Libby Rushton, Waverly, Tenn., is a sophomore at the University of Tennessee, Martin, majoring in agricultural business. Her family resides and farms in Humphreys County, Tennessee, that was hit with devastating flash floods on August 21, 2021, losing 100% of their row crop operation, and one-third of the corn and soybean crops. As a single income family relying solely on the row crop and cattle operation, her family will greatly feel the loss of income in the coming year, but even with the hardships faced, she will forever be fighting for the future of the agriculture industry.
Madison Sifford of Goldvein, Va., a sophomore attending Virginia Polytechnic Institute and State University and majoring in dairy science, plans to attend law school post-graduation. She feels the changes over the past two years have encouraged her to grow and become a more well-rounded person. Sifford hopes these changes will help her to bring people closer together in the future. She will know how different people from different walks of life think and feel.
Tar Tut from Faribault, Minn., is a junior at Texas A&M University, majoring in agriculture communications and aspiring toward a master’s in international communications. As a first-generation American citizen his top priority is to earn a college education. He takes pride in knowing that what he has gone through growing up and how hard he has had to work for success will only further push him to overcome any national or worldwide challenges that are bound to arise.
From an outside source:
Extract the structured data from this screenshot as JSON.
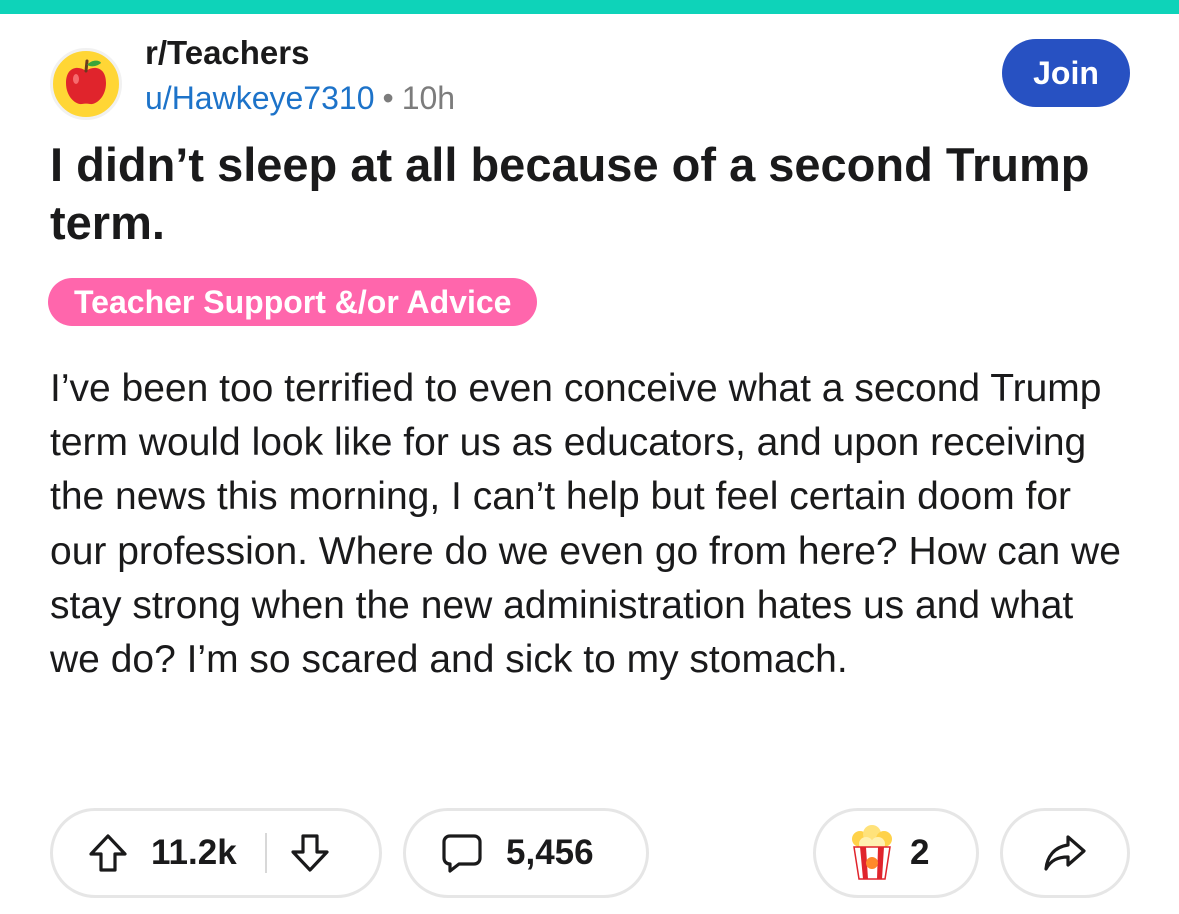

Rusty Wolf, Alexandria, Ky., is currently a junior at the University of Kentucky, majoring in animal science and minoring in plant and soil science. He has worked at the University of Kentucky’s beef unit for two years and continues to grow his responsibilities. Wolf plans to become an Extension agent for the University of Kentucky upon graduation, while also fulfilling his lifelong dream to carry on in the purebred Hereford business and enhancing their operation.
The scholarship fund is the cornerstone of HYFA and countless youth are the benefactors of its mission. This last fiscal year, the foundation celebrated net assets reaching an all time high of 5.4 million dollars and $186,000 was given back to Hereford youth to assist with their college educations.
The Hereford Youth Foundation of America (HYFA) was established in 1986 and is a not-for-profit 501(c)(3) corporation dedicated exclusively to scholarship and educational support of youth in the business of raising Hereford cattle. The mission of the Hereford Youth Foundation of America is to encourage, recognize and reward the development of life skills and values in the next generation of leaders by providing education, scholarship and leadership opportunities for Hereford Youth.